Whoever has some small familiarity with modern institutional research will laugh out loud at these insights into the mutual invasion of different scientists’ “techno-space”(221). Yet who would have thought of this psychological episode as being a way-station to the reconciliation of subject and object? But so it is, for what consciousness learns at this moment is that “subjective me-ness and objective this-ness are both essential to the matter itself” (223).

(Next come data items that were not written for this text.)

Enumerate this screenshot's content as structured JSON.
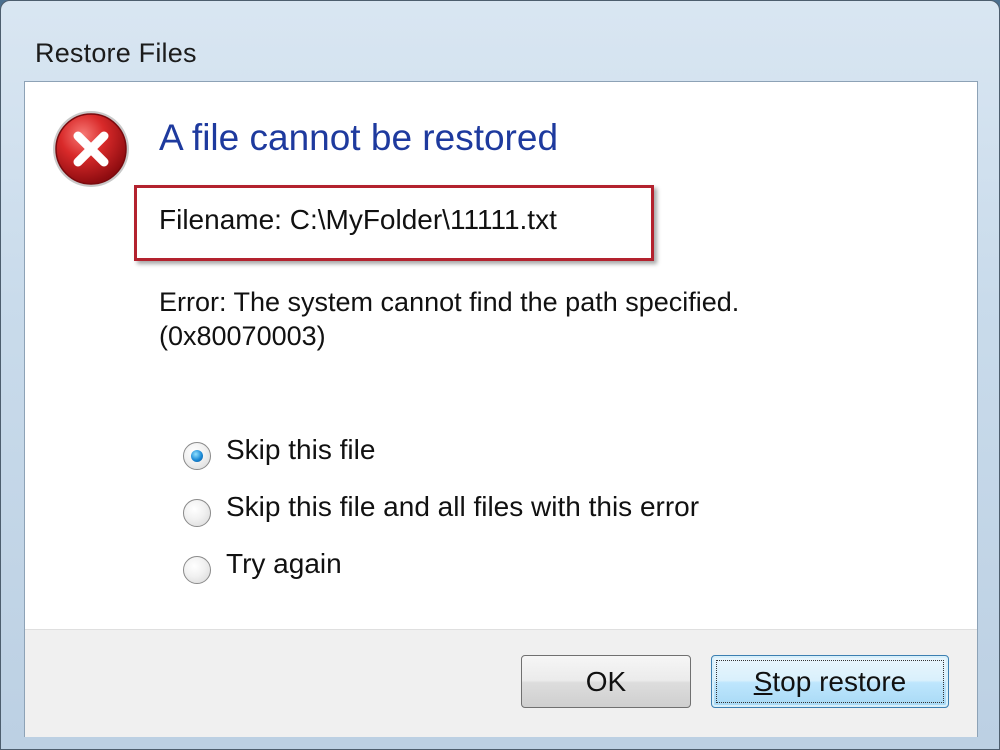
{
  "window": {
    "title": "Restore Files"
  },
  "dialog": {
    "icon": "error-icon",
    "main_instruction": "A file cannot be restored",
    "filename": "Filename: C:\\MyFolder\\11111.txt",
    "error_line1": "Error: The system cannot find the path specified.",
    "error_line2": "(0x80070003)"
  },
  "options": [
    {
      "label": "Skip this file",
      "checked": true
    },
    {
      "label": "Skip this file and all files with this error",
      "checked": false
    },
    {
      "label": "Try again",
      "checked": false
    }
  ],
  "buttons": {
    "ok_label": "OK",
    "stop_accel": "S",
    "stop_rest": "top restore"
  },
  "colors": {
    "instruction": "#1e3a9e",
    "highlight_border": "#b3222e",
    "error_icon": "#c8161d"
  }
}
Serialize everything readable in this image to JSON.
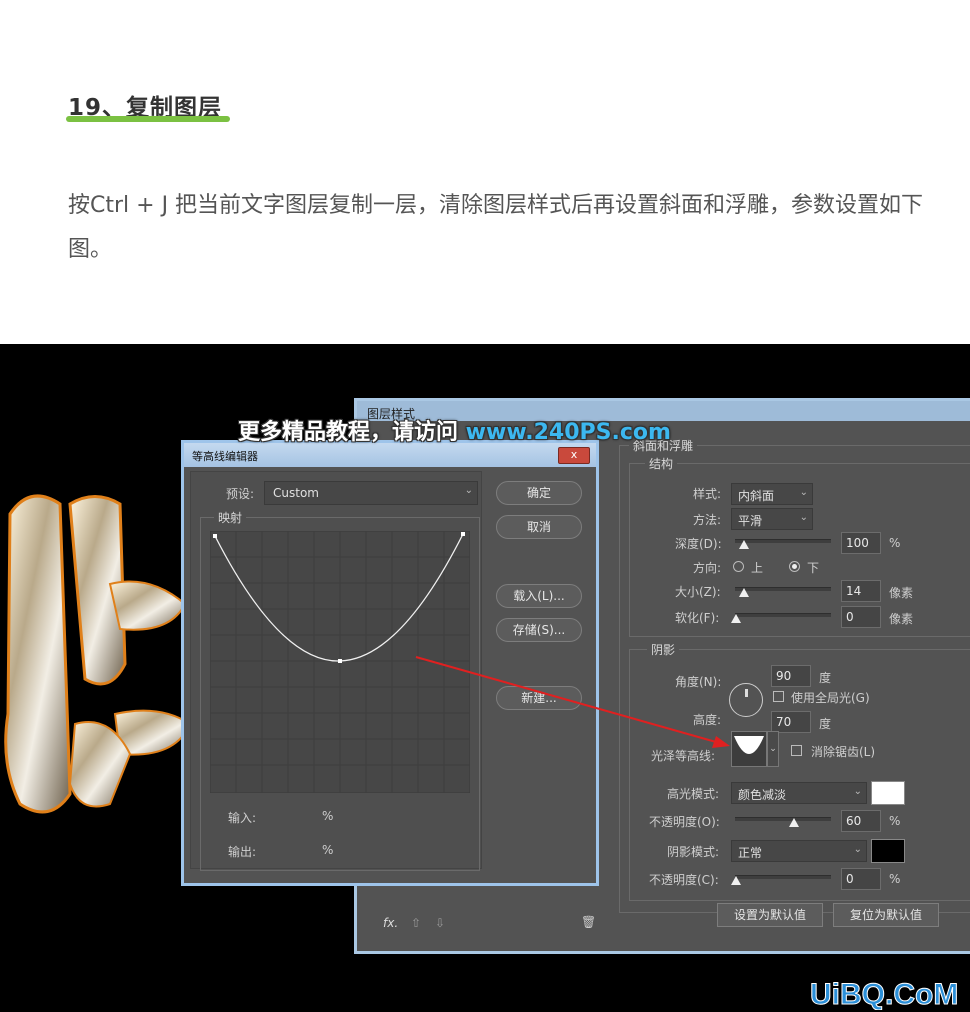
{
  "article": {
    "heading": "19、复制图层",
    "paragraph": "按Ctrl + J 把当前文字图层复制一层，清除图层样式后再设置斜面和浮雕，参数设置如下图。"
  },
  "watermark": {
    "prefix": "更多精品教程，请访问 ",
    "url": "www.240PS.com"
  },
  "layer_style": {
    "title": "图层样式",
    "section_title": "斜面和浮雕",
    "structure": {
      "title": "结构",
      "style_label": "样式:",
      "style_value": "内斜面",
      "method_label": "方法:",
      "method_value": "平滑",
      "depth_label": "深度(D):",
      "depth_value": "100",
      "depth_unit": "%",
      "direction_label": "方向:",
      "direction_up": "上",
      "direction_down": "下",
      "size_label": "大小(Z):",
      "size_value": "14",
      "size_unit": "像素",
      "soften_label": "软化(F):",
      "soften_value": "0",
      "soften_unit": "像素"
    },
    "shading": {
      "title": "阴影",
      "angle_label": "角度(N):",
      "angle_value": "90",
      "angle_unit": "度",
      "global_light_label": "使用全局光(G)",
      "altitude_label": "高度:",
      "altitude_value": "70",
      "altitude_unit": "度",
      "gloss_label": "光泽等高线:",
      "antialias_label": "消除锯齿(L)",
      "highlight_mode_label": "高光模式:",
      "highlight_mode_value": "颜色减淡",
      "highlight_opacity_label": "不透明度(O):",
      "highlight_opacity_value": "60",
      "highlight_opacity_unit": "%",
      "shadow_mode_label": "阴影模式:",
      "shadow_mode_value": "正常",
      "shadow_opacity_label": "不透明度(C):",
      "shadow_opacity_value": "0",
      "shadow_opacity_unit": "%",
      "highlight_color": "#ffffff",
      "shadow_color": "#000000"
    },
    "buttons": {
      "set_default": "设置为默认值",
      "reset_default": "复位为默认值"
    },
    "footer": {
      "fx": "fx."
    }
  },
  "contour_editor": {
    "title": "等高线编辑器",
    "close": "x",
    "preset_label": "预设:",
    "preset_value": "Custom",
    "mapping_label": "映射",
    "input_label": "输入:",
    "input_unit": "%",
    "output_label": "输出:",
    "output_unit": "%",
    "buttons": {
      "ok": "确定",
      "cancel": "取消",
      "load": "载入(L)...",
      "save": "存储(S)...",
      "new": "新建..."
    }
  },
  "site_logo": "UiBQ.CoM"
}
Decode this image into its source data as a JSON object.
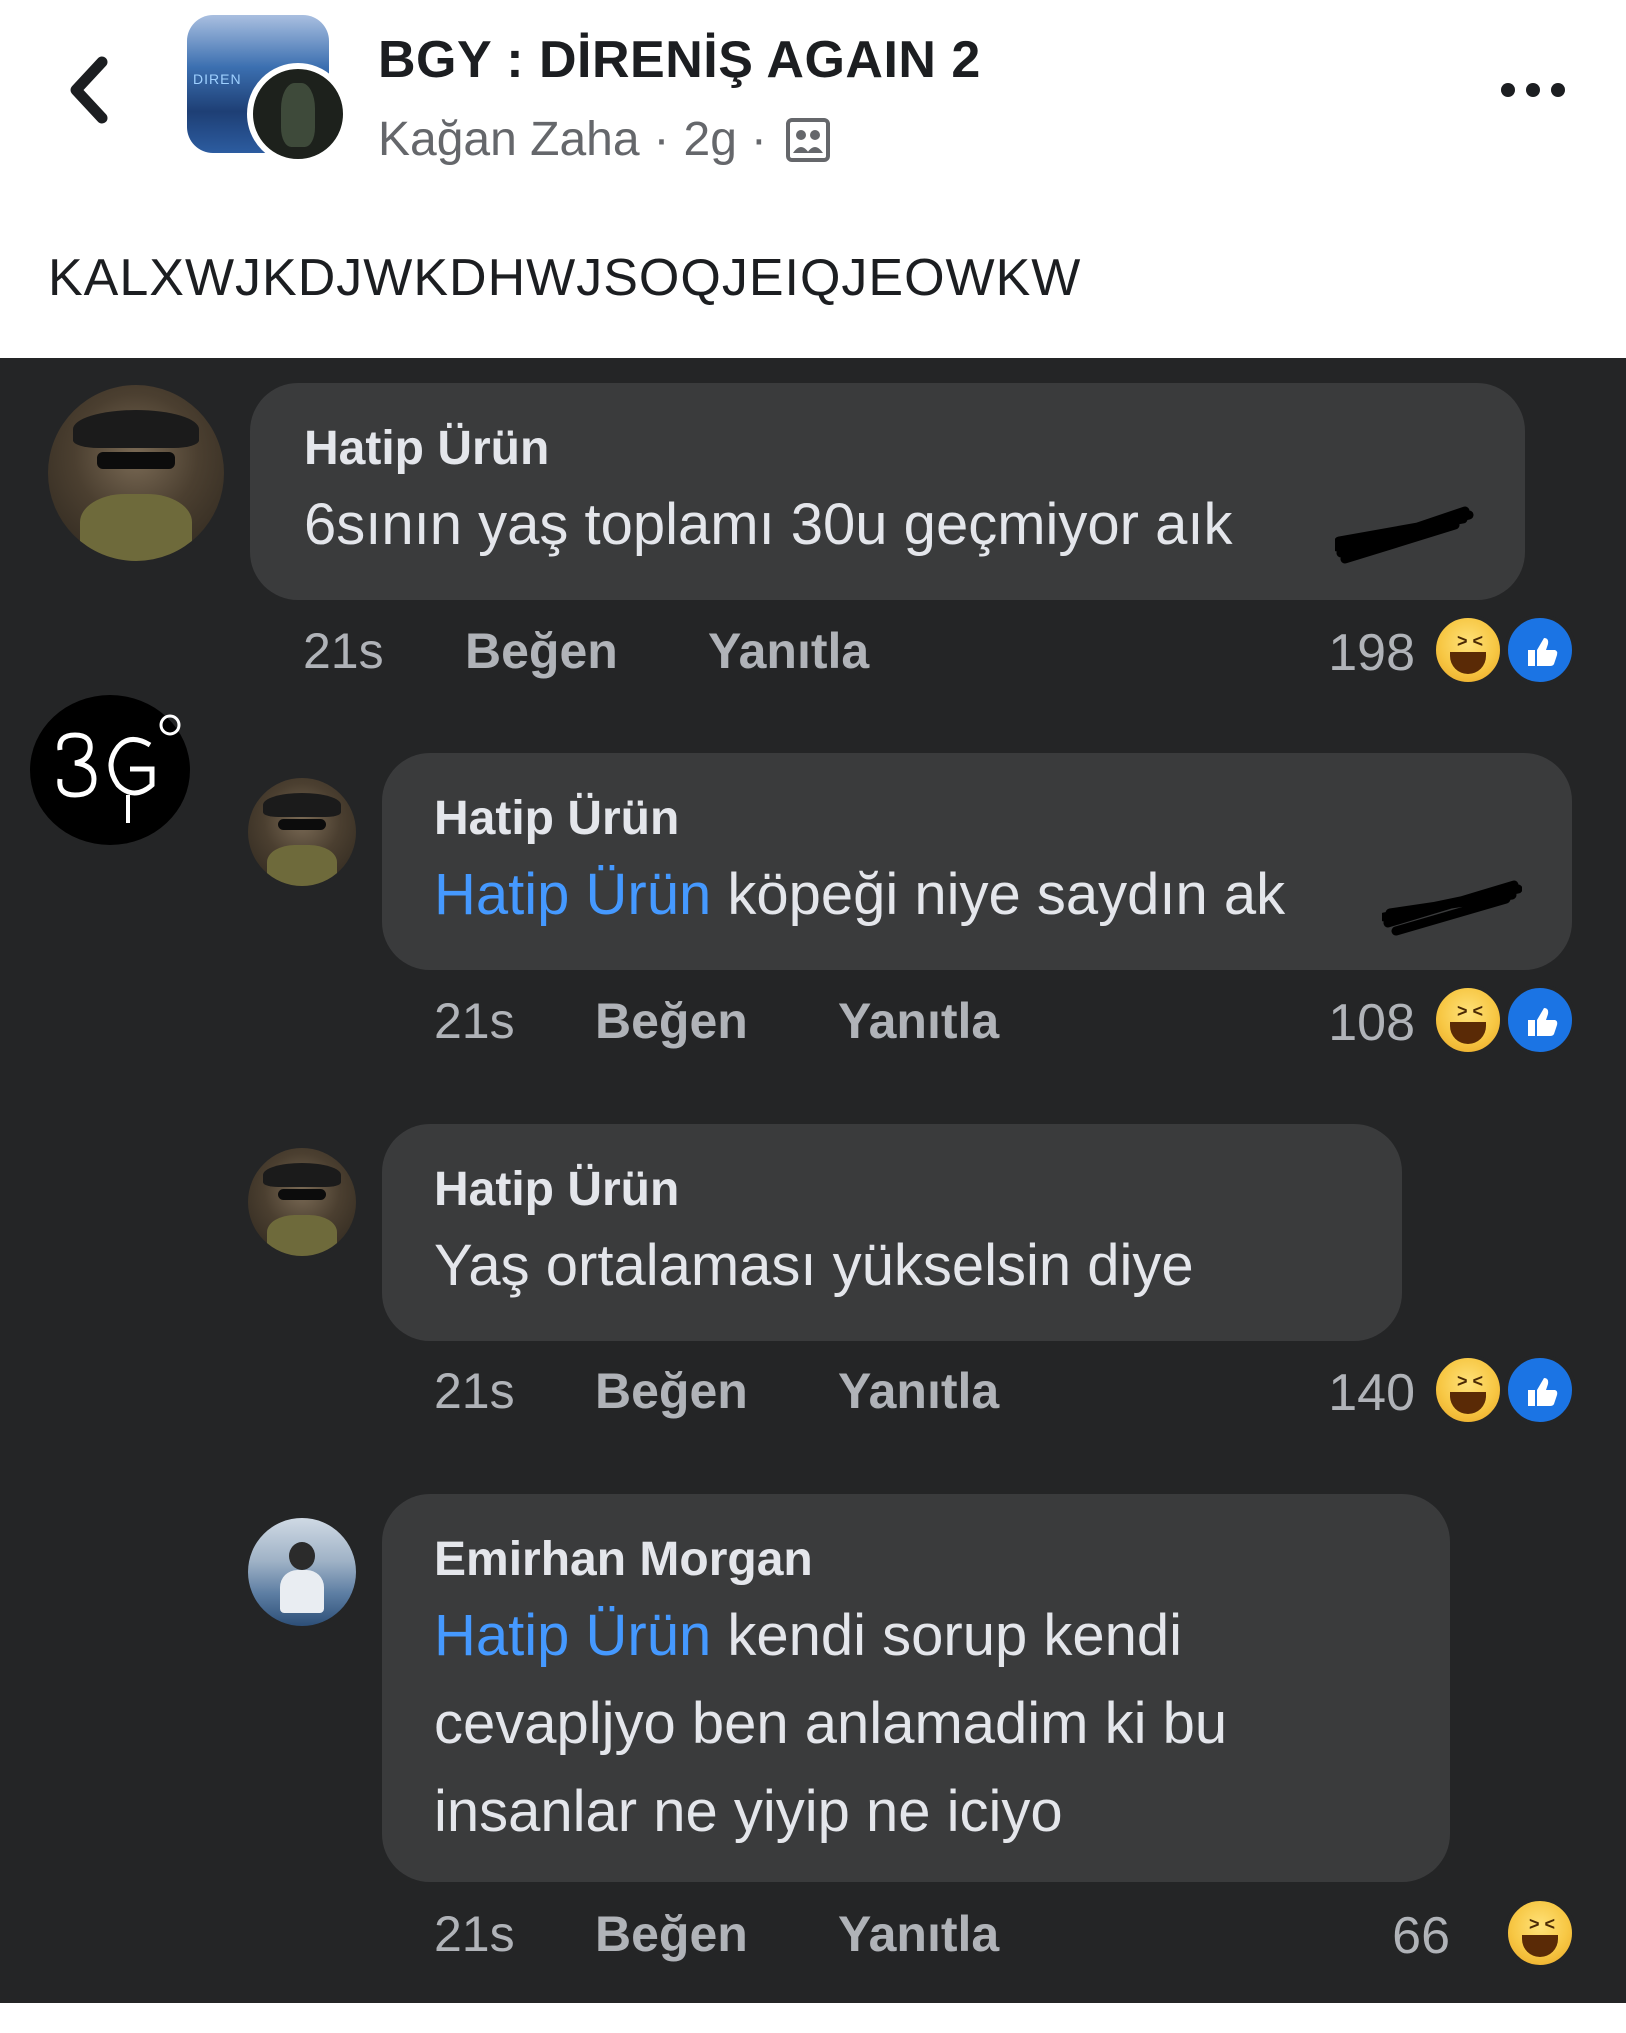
{
  "post": {
    "group_title": "BGY : DİRENİŞ AGAIN 2",
    "author": "Kağan Zaha",
    "time": "2g",
    "separator": "·",
    "text": "KALXWJKDJWKDHWJSOQJEIQJEOWKW",
    "group_avatar_tag": "DIREN"
  },
  "logo": {
    "text": "BG"
  },
  "comments": [
    {
      "name": "Hatip Ürün",
      "mention": "",
      "text": "6sının yaş toplamı 30u geçmiyor a",
      "text_tail": "ık",
      "time": "21s",
      "like_label": "Beğen",
      "reply_label": "Yanıtla",
      "count": "198"
    },
    {
      "name": "Hatip Ürün",
      "mention": "Hatip Ürün",
      "text": "köpeği niye saydın a",
      "text_tail": "k",
      "time": "21s",
      "like_label": "Beğen",
      "reply_label": "Yanıtla",
      "count": "108"
    },
    {
      "name": "Hatip Ürün",
      "mention": "",
      "text": "Yaş ortalaması yükselsin diye",
      "time": "21s",
      "like_label": "Beğen",
      "reply_label": "Yanıtla",
      "count": "140"
    },
    {
      "name": "Emirhan Morgan",
      "mention": "Hatip Ürün",
      "text_line1": "kendi sorup kendi",
      "text_line2": "cevapljyo ben anlamadim ki bu",
      "text_line3": "insanlar ne yiyip ne iciyo",
      "time": "21s",
      "like_label": "Beğen",
      "reply_label": "Yanıtla",
      "count": "66"
    }
  ],
  "icons": {
    "back": "chevron-left-icon",
    "more": "more-dots-icon",
    "audience": "group-audience-icon",
    "haha": "haha-reaction-icon",
    "like": "like-reaction-icon"
  },
  "colors": {
    "panel_bg": "#242526",
    "bubble_bg": "#3a3b3c",
    "mention": "#4599ff",
    "text_light": "#e4e6eb",
    "text_muted": "#b0b3b8"
  }
}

Finally, for all the human intensity of The Logic of Desire, it is a narrative kept as free as possible of personal opinion. Such obiter dicta are relegated to the endnotes, which consequently abound in concise illuminations and suggestive queries. Here is Kalkavage on the beautiful soul: “Sensitive types are often merciless judges” (508, n. 39). And a few notes later, he asks a question incited by Hegel’s harsh condemnation of this same beautiful soul and other condemned types hanging in his picture gallery: How do such judgments fit into his scheme of mutual forgiveness and the ultimate reconciliation of oppositions? “[W]e wonder about the connection of reason and judgment in philosophy. Is the philosopher allowed to condemn, or does genuine rationality preclude all condemnation?” (509, n.48.)

This is a version of the unabashedly strange question—asked of us not as an academic exercise but as a living perplexity—whether Hegel the philosophy professor and Hegel the spirit’s secretary quite coincide. It is also an example of the engaging directness with which Peter Kalkavage leads us into one of the wonders of the West.

*Page numbers in parentheses refer to The Logic of Desire.